France

En colère, des élus de la Creuse retournent le portrait d’Emmanuel Macron dans leur mairie

Des élus de la Creuse, accablés par les coupes budgétaires, qui souhaitaient rencontrer Emmanuel Macron en visite dans leur région, ont été chargés par les CRS. Ils ont décidé de retourner son portrait dans leurs mairies. Un maire s'en explique.

«Il ne veut pas nous voir ? Et bien nous non plus, on ne veut pas le voir ! C'est symbolique», s'amuse Didier Martinez, maire depuis 2014 de Monteil-au-Vicomte, un village de la Creuse comptant 250 âmes, qui s'est confié à RT France. Avec son homologue du village de Chavanat, Guy Desloges, ils ont décidé de retourner le portrait d'Emmanuel Macron affiché dans leur mairie, n'étant pas légalement obligés de l'exposer dans leur bâtiment.

Le président les agace. Le 4 octobre, les deux hommes avaient rejoint un groupe de 40 maires bardés de leurs écharpes tricolores et de salariés de GM&S dans le village d'Egletons, en Corrèze. Ils souhaitaient approcher Emmanuel Macron venu inaugurer le nouveau campus d'EATP, une école de travaux publics. Mais la rencontre n'a pas eu lieu. Violemment repoussés par les CRS, aspergés de gaz lacrymogènes, les maires ont subi un véritable affront, comme on le voit dans une vidéo de France Bleu Limousin.

Aujourd'hui, ils ripostent avec leurs moyens. L'idée a été lancée le 6 octobre, lors d'une assemblée regroupant plus de 100 maires de la Creuse. «Cette proposition a été accueillie par des acclamations. c'est un peu potache, un peu gaulois», s'amuse-t-il.

Le blues des maires

Si Didier Martinez reste sur une note facétieuse, il n'en oublie pas ce qui l'a conduit à protester. «Le 4 octobre, nous portions deux discours. Primo, le soutien de GM&S, 150 personnes se retrouvent à terre. Secundo, on voulait lui parler de la perte des aides, des baisses de dotations, des difficultés à gérer ce pour quoi on a été élus», explique le maire à RT France.  
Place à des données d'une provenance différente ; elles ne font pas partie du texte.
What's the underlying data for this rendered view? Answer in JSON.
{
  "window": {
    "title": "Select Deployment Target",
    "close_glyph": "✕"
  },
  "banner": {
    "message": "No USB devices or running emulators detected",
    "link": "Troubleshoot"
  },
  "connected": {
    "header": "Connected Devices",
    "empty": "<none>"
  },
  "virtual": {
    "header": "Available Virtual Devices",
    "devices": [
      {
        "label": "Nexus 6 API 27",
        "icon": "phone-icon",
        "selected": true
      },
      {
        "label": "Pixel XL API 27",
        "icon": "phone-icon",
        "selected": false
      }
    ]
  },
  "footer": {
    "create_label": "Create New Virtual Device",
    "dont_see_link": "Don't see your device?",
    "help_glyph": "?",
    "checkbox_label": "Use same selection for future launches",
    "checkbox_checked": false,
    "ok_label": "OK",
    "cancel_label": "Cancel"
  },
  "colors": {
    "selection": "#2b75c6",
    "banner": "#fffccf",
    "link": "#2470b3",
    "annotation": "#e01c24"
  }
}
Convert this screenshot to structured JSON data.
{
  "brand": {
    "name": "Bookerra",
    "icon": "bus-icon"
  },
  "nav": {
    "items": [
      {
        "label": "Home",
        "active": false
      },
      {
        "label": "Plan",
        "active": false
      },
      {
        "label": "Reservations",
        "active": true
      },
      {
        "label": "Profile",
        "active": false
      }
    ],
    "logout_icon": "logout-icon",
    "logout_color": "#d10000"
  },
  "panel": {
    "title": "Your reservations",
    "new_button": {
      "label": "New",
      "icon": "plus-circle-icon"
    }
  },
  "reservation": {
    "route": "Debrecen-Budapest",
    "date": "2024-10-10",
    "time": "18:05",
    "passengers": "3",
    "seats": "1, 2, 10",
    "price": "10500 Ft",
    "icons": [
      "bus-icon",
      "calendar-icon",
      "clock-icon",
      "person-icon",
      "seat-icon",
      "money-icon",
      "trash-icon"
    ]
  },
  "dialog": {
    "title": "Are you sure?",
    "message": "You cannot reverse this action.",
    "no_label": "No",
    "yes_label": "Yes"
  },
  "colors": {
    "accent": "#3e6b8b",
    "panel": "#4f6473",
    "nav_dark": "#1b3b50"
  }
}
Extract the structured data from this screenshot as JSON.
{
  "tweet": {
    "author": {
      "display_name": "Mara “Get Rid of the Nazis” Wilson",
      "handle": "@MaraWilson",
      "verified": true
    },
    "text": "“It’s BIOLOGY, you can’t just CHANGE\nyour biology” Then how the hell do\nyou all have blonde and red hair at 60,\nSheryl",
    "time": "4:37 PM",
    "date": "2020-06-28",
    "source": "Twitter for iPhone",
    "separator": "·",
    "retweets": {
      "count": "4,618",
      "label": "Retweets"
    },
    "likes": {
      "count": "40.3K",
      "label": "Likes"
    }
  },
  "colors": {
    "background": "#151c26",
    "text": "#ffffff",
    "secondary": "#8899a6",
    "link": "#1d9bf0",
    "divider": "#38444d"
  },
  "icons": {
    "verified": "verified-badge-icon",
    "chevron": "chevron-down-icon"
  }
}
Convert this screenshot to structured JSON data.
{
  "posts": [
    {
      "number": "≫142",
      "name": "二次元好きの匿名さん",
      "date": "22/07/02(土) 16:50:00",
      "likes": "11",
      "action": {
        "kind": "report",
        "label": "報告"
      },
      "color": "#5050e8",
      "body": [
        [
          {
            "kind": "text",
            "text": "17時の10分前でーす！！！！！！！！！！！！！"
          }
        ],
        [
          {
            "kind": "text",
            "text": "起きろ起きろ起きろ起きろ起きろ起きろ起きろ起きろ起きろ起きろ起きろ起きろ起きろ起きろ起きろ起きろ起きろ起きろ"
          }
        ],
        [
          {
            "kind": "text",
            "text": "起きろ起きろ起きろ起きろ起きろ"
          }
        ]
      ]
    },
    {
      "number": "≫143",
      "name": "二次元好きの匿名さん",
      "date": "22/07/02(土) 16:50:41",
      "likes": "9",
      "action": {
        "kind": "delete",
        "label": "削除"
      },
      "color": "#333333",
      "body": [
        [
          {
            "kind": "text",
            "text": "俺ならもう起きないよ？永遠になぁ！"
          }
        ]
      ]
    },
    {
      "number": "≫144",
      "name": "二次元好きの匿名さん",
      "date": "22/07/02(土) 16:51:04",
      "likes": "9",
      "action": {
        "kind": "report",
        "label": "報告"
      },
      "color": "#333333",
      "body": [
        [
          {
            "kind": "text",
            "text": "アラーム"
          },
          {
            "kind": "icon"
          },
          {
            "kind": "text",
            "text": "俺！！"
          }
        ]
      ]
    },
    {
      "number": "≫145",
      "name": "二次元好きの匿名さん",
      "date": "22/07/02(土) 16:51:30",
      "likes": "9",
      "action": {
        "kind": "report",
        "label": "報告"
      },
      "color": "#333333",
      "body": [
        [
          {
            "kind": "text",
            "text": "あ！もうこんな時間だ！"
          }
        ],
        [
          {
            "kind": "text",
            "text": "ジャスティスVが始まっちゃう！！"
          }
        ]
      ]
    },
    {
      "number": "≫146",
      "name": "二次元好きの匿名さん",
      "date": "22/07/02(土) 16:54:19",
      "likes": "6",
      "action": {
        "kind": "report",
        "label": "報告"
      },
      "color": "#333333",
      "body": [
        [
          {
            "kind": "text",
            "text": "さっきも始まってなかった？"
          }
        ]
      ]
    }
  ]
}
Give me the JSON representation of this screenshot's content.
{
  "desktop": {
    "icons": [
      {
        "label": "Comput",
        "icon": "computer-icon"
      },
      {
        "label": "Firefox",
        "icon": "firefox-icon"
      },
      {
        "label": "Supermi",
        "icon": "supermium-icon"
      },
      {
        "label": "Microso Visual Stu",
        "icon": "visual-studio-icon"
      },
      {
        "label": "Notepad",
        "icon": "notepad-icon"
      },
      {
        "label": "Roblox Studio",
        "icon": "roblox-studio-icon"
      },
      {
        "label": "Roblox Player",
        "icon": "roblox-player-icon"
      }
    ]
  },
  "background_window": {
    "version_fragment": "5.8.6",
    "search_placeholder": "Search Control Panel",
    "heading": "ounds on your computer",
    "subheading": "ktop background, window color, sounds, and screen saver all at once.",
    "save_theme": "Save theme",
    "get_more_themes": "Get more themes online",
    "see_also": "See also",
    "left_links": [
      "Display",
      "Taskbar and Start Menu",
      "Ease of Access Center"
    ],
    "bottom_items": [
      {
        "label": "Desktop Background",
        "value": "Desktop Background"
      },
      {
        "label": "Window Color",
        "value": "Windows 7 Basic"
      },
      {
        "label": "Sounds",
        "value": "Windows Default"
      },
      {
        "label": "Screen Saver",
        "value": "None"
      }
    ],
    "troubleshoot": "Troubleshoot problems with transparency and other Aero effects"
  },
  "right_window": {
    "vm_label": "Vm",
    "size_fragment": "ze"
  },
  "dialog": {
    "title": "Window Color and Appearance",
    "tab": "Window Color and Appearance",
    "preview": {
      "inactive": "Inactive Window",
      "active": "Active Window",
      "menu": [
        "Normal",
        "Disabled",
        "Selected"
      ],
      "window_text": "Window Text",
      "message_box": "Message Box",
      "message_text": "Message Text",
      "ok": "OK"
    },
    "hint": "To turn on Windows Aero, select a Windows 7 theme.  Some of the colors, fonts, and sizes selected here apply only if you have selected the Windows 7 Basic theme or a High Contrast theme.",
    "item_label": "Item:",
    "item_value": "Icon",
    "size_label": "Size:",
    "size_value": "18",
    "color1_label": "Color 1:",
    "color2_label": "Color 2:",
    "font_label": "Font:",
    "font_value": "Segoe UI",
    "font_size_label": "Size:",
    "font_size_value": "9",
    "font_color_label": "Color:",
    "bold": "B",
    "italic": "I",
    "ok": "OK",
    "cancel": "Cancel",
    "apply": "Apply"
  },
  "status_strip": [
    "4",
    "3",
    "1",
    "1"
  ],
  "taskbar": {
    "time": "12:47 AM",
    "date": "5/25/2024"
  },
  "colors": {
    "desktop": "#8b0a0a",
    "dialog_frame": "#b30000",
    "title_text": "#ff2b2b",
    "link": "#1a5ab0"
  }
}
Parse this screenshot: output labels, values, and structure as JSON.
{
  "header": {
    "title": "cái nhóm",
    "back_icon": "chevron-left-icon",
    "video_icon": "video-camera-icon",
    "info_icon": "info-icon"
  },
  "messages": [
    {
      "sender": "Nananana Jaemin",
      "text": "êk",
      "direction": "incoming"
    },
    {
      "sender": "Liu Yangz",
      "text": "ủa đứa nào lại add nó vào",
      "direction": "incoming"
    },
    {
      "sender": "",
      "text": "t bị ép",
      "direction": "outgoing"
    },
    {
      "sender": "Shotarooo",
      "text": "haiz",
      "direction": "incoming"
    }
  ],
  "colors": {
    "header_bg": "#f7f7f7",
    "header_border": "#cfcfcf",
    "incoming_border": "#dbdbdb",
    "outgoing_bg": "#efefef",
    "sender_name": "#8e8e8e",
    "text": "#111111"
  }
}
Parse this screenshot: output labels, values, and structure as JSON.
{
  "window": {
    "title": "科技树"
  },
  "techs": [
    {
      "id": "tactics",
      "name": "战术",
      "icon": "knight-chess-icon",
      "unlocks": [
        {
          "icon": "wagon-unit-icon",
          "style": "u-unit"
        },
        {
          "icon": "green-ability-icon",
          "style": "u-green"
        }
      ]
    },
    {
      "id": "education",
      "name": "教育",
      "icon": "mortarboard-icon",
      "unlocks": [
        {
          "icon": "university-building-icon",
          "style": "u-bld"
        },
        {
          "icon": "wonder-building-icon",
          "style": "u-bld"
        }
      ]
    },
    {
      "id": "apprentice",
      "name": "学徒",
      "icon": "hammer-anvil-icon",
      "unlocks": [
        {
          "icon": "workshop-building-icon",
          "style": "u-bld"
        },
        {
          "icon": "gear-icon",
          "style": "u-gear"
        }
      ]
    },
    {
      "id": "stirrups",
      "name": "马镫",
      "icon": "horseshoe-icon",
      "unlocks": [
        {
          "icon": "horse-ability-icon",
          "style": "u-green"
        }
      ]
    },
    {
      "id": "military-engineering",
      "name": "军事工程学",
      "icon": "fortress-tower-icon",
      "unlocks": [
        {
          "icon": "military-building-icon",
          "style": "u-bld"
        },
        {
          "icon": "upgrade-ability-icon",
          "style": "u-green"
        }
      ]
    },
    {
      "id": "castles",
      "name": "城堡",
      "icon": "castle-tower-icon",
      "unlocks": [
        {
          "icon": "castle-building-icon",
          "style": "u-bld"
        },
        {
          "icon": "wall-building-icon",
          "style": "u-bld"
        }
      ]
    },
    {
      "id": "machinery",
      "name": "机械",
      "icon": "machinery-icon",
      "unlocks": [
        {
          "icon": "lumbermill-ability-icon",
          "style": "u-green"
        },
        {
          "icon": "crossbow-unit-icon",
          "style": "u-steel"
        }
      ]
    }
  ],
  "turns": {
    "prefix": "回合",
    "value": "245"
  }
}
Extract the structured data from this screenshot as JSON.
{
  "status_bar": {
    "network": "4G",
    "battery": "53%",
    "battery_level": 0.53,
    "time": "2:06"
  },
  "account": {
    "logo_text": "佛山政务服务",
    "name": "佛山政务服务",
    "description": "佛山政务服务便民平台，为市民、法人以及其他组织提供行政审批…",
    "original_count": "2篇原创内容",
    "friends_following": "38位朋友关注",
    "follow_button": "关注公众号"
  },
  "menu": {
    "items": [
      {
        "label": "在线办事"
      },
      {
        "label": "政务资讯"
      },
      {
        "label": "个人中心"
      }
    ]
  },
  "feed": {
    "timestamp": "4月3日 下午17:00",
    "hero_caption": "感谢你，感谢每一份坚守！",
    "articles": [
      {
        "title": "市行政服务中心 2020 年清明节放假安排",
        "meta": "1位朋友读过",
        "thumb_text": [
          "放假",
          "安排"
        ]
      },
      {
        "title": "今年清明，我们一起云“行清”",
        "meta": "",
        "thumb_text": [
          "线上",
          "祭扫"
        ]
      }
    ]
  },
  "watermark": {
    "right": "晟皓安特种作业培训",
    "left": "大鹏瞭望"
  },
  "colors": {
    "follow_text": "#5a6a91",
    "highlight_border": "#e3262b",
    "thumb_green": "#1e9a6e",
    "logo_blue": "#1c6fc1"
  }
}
Les communes sont tout doucement étranglées. 

«Quand on a un budget de 400 000 euros, le moindre centime compte. On est ric-rac tout le temps», poursuit Didier Martinez. «Quand on nous coupe encore une aide, ça s’en ressent, par exemple, sur l’entretien d'une école. Tout se dégrade, alors que nous sommes responsables de l'entretien de tout !», se désole-t-il. «A l'époque, les routes étaient subventionnés à 80% et maintenant seulement à 30%, or un km de route coûte 70 000 euros. On avait aussi du soutien via les emplois aidés, l'Etat prenait en charge 70% du salaire et nous pouvions avoir du personnel communal. Mais ces emplois sont supprimés», se plaint-il.

Le maire s'inquiète vraiment pour l'avenir de sa commune. «Niveau taxe d'habitation, rien n'a augmenté depuis 15 ans. On se retrouve avec moins d’argent et la compensation est inexistante. Les communes sont tout doucement étranglées. Je ne comprends pas : on ne peut pas faire de déficit, on doit rendre de comptes à l'équilibre, alors que l'Etat n'a pas cette obligation», explique le maire de Monteil-au-Vicomte. Il est obligé d'exploiter le bois de la forêt communale pour que ses comptes soient à l'équilibre.

Les communes font de la résistance

Si le portrait retourné du président est une plaisanterie comme une autre, le ton risque de se durcir. «Bientôt nous tiendrons une assemblée générale des maires de la Creuse qui va décider de choses plus graves. Peut-être même que ce sera la fermeture des mairies au public», annonce Didier Martinez. Et le maire d'ajouter : «Le public pourra toujours faire ses démarches sur internet et nous serons physiquement présents. Mais la fermeture empêchera d’autres services de fonctionner, par exemple, on va arrêter d'envoyer les infos au comptable ou au receveur, qui scrutent nos comptes. Ils ne sauront plus ce qui rentre et ce qui sort, à part nos salaires.»

Didier Martinez attend aussi l'échéance du Congrès des maires à la porte de Versailles, le 21 novembre, et pressent que le ton va monter. «François Baroin [président LR de l'association des maires de France] y assistera, lui aussi est agacé par les coupes budgétaires, qui ont commencé avant le quinquennat d'Emmanuel Macron mais se poursuivent aujourd'hui», explique-t-il. En outre une délégation d’élus creusois sera reçue à l'Elysée le 17 octobre.